The day arrived, but sadly, Colleen was unable to make it. She had been to the doctor three days earlier for discomfort and pain. The bad news from the results of tests was revealed to her on her birthday—the day we were going to be celebrating life.

She had gone to the doctor early in the week just to be checked out—she never returned to work. Not that day, not ever again. Her desk, her personal belongings, photos of the grandkids, scribbled notes, everything left just as if she’d be back in a few minutes.

Life is so precious and so fragile. We take for granted all of the blessings we’re given every single day. 

I thought of Colleen every time I dragged my feet over something challenging, or on days I didn’t want to get out of bed and go to work. Instead, I gave thanks for the health and ability that enabled me to do it, and said a silent prayer for her comfort and healing.

The unpredictable life we lead can at times be very painful.

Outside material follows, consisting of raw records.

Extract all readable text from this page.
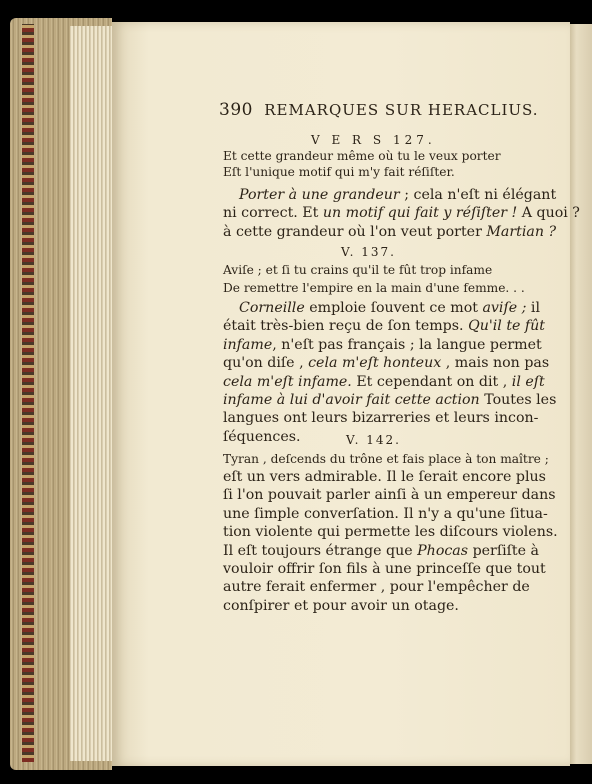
390 REMARQUES SUR HERACLIUS.
V E R S 127.
Et cette grandeur même où tu le veux porter
Eſt l'unique motif qui m'y fait réſiſter.
Porter à une grandeur ; cela n'eſt ni élégant
ni correct. Et un motif qui fait y réſiſter ! A quoi ?
à cette grandeur où l'on veut porter Martian ?
V. 137.
Aviſe ; et ſi tu crains qu'il te fût trop infame
De remettre l'empire en la main d'une femme. . .
Corneille emploie ſouvent ce mot aviſe ; il
était très-bien reçu de ſon temps. Qu'il te fût
infame, n'eſt pas français ; la langue permet
qu'on diſe , cela m'eſt honteux , mais non pas
cela m'eſt infame. Et cependant on dit , il eſt
infame à lui d'avoir fait cette action Toutes les
langues ont leurs bizarreries et leurs incon-
ſéquences.	V. 142.
Tyran , deſcends du trône et fais place à ton maître ;
eſt un vers admirable. Il le ſerait encore plus
ſi l'on pouvait parler ainſi à un empereur dans
une ſimple converſation. Il n'y a qu'une ſitua-
tion violente qui permette les diſcours violens.
Il eſt toujours étrange que Phocas perſiſte à
vouloir offrir ſon fils à une princeſſe que tout
autre ferait enfermer , pour l'empêcher de
conſpirer et pour avoir un otage.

Memories are what we’re left with—a person’s voice, their laugh, their mannerisms, their body language. It’s all we have for the moment.

This week’s issue will have a name in the obituary column that hits too close. A woman whose middle years were filled with the joys of kids and grandkids, of juggling home life with working. A life that was cut short.

We women working at the Tribune are tight knit—we share our lives every single day. We know each other’s families, we share our joys and our sorrows, we laugh and get silly, we become serious and focused, we can practically read each other’s minds.

Our souls are intertwined. And they’re that way for a reason. I believe everything happens for a reason and I continually try not to second guess God. That’s the hardest job of all.